A child with RAD may exhibit several warning signs that he or she is struggling to form relationships. These symptoms include frequent anger outbursts and/or an inability to express emotions. A desire to be in control and avoid feeling helpless is also common. In many cases, these children have an aversion to touch and physical affection. They may flinch, laugh or say “ouch” when touched. A lack of internalized social rules and regulations is also a common problem in children with RAD. This often leads to a lack of respect for authority figures and other adults.

Children with RAD are at increased risk of suffering from a variety of mental health issues, including anxiety disorders, attention deficit hyperactivity disorder and depression. The cause of RAD is not fully understood, but it appears to be associated with some type of abuse or neglect in childhood. Children who have been in multiple foster homes or have lived in orphanages are at particular risk for developing RAD.

Although a variety of treatments exist for RAD, the most effective approaches involve both psychotherapy and family therapy. These treatments aim to ensure a safe living environment, positive interactions with caregivers and healthy peer relationships. Depending on the severity of a child’s RAD, medication may also be used to reduce stress levels and promote emotion regulation.

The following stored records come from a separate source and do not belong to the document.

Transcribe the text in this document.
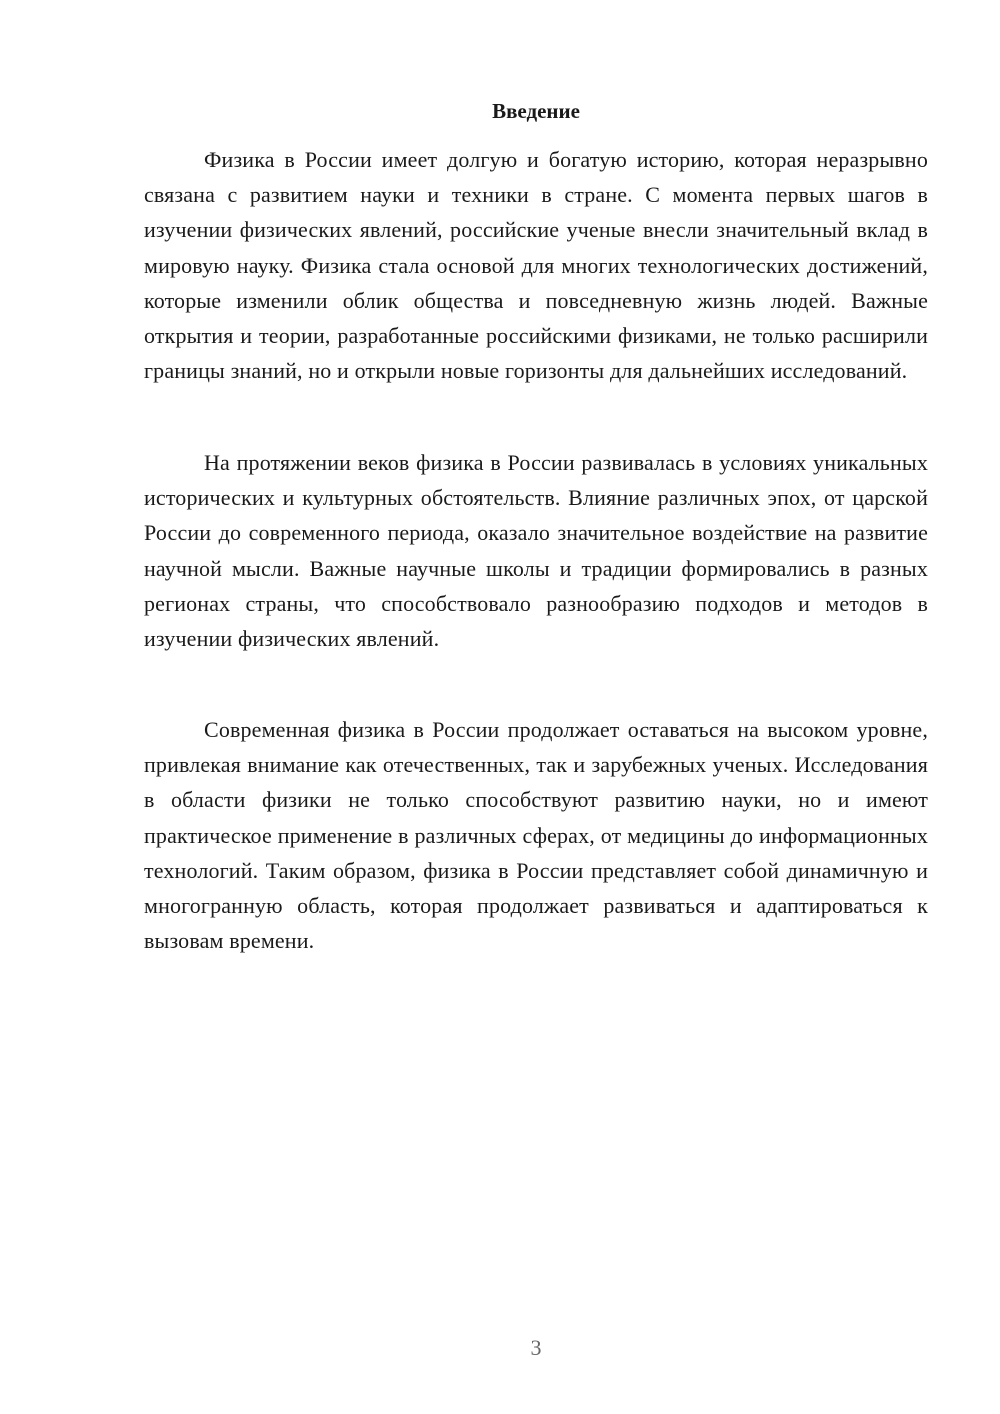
Введение

Физика в России имеет долгую и богатую историю, которая неразрывно связана с развитием науки и техники в стране. С момента первых шагов в изучении физических явлений, российские ученые внесли значительный вклад в мировую науку. Физика стала основой для многих технологических достижений, которые изменили облик общества и повседневную жизнь людей. Важные открытия и теории, разработанные российскими физиками, не только расширили границы знаний, но и открыли новые горизонты для дальнейших исследований.

На протяжении веков физика в России развивалась в условиях уникальных исторических и культурных обстоятельств. Влияние различных эпох, от царской России до современного периода, оказало значительное воздействие на развитие научной мысли. Важные научные школы и традиции формировались в разных регионах страны, что способствовало разнообразию подходов и методов в изучении физических явлений.

Современная физика в России продолжает оставаться на высоком уровне, привлекая внимание как отечественных, так и зарубежных ученых. Исследования в области физики не только способствуют развитию науки, но и имеют практическое применение в различных сферах, от медицины до информационных технологий. Таким образом, физика в России представляет собой динамичную и многогранную область, которая продолжает развиваться и адаптироваться к вызовам времени.

3
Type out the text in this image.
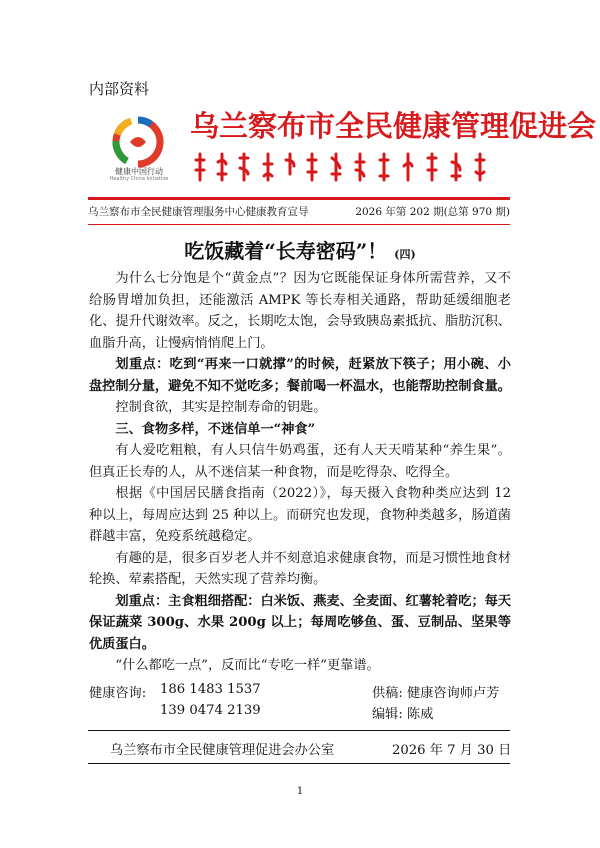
内部资料
健康中国行动
Healthy China Initiative
乌兰察布市全民健康管理促进会
乌兰察布市全民健康管理服务中心健康教育宣导	2026 年第 202 期(总第 970 期)
吃饭藏着“长寿密码”！ (四)

为什么七分饱是个“黄金点”？因为它既能保证身体所需营养，又不给肠胃增加负担，还能激活 AMPK 等长寿相关通路，帮助延缓细胞老化、提升代谢效率。反之，长期吃太饱，会导致胰岛素抵抗、脂肪沉积、血脂升高，让慢病悄悄爬上门。

划重点：吃到“再来一口就撑”的时候，赶紧放下筷子；用小碗、小盘控制分量，避免不知不觉吃多；餐前喝一杯温水，也能帮助控制食量。

控制食欲，其实是控制寿命的钥匙。

三、食物多样，不迷信单一“神食”

有人爱吃粗粮，有人只信牛奶鸡蛋，还有人天天啃某种“养生果”。但真正长寿的人，从不迷信某一种食物，而是吃得杂、吃得全。

根据《中国居民膳食指南（2022）》，每天摄入食物种类应达到 12 种以上，每周应达到 25 种以上。而研究也发现，食物种类越多，肠道菌群越丰富，免疫系统越稳定。

有趣的是，很多百岁老人并不刻意追求健康食物，而是习惯性地食材轮换、荤素搭配，天然实现了营养均衡。

划重点：主食粗细搭配：白米饭、燕麦、全麦面、红薯轮着吃；每天保证蔬菜 300g、水果 200g 以上；每周吃够鱼、蛋、豆制品、坚果等优质蛋白。

“什么都吃一点”，反而比“专吃一样”更靠谱。

健康咨询: 186 1483 1537
139 0474 2139
供稿: 健康咨询师卢芳
编辑: 陈威
乌兰察布市全民健康管理促进会办公室	2026 年 7 月 30 日
1
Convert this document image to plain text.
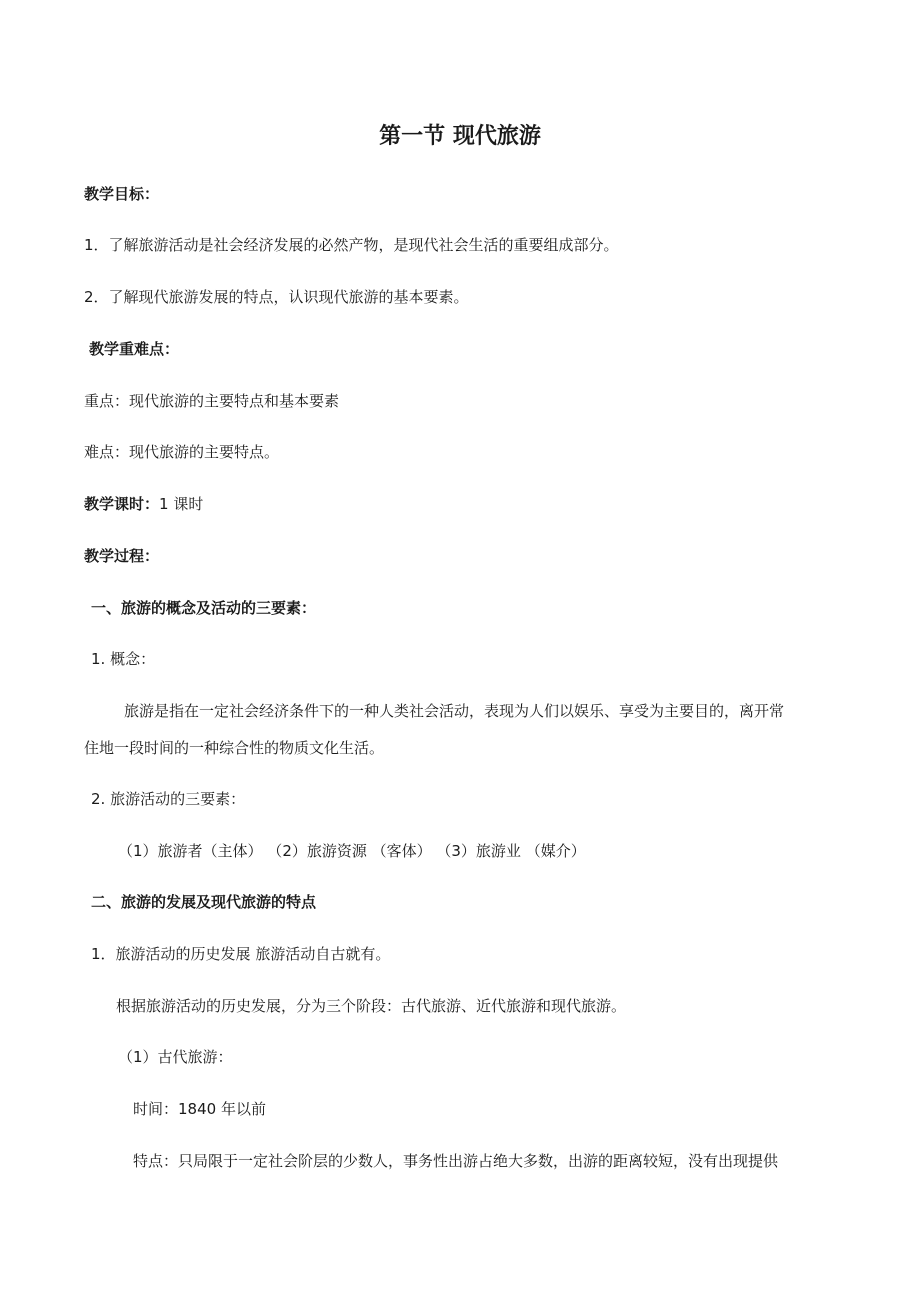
第一节 现代旅游
教学目标：
1．了解旅游活动是社会经济发展的必然产物，是现代社会生活的重要组成部分。
2．了解现代旅游发展的特点，认识现代旅游的基本要素。
教学重难点：
重点：现代旅游的主要特点和基本要素
难点：现代旅游的主要特点。
教学课时：1 课时
教学过程：
一、旅游的概念及活动的三要素：
1. 概念：
旅游是指在一定社会经济条件下的一种人类社会活动，表现为人们以娱乐、享受为主要目的，离开常
住地一段时间的一种综合性的物质文化生活。
2. 旅游活动的三要素：
（1）旅游者（主体） （2）旅游资源 （客体） （3）旅游业 （媒介）
二、旅游的发展及现代旅游的特点
1．旅游活动的历史发展 旅游活动自古就有。
根据旅游活动的历史发展，分为三个阶段：古代旅游、近代旅游和现代旅游。
（1）古代旅游：
时间：1840 年以前
特点：只局限于一定社会阶层的少数人，事务性出游占绝大多数，出游的距离较短，没有出现提供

Symptoms of RAD usually begin in infancy or childhood and are most often the result of severe abuse and/or neglect. However, a lack of consistent caregiving can lead to the development of RAD as well. This could include a caregiver who is not able to meet a child’s emotional and physical needs, frequent changes in primary caretakers or even the death of a parent.

Regardless of the cause, a child with RAD must be placed in a stable and nurturing environment to develop a strong foundation for future relationships. This requires a commitment from the whole family and often involves the use of individual and group therapy, parenting skills classes and other support services. In addition, parents should be aware of some controversial therapies that have been used in the past. These include holding therapy, which entails a caregiver physically restraining a child while allowing them to experience a range of emotions. This method has been associated with a number of injuries and even death in some cases. The American Psychiatric Association and the American Academy of Child and Adolescent Psychiatry strongly caution against these techniques. It is also important for parents to have clear boundaries and expectations, limit the amount of disciplinary actions they take, and offer lots of positive reinforcement. This will prevent a child from becoming more isolated, angry and defiant.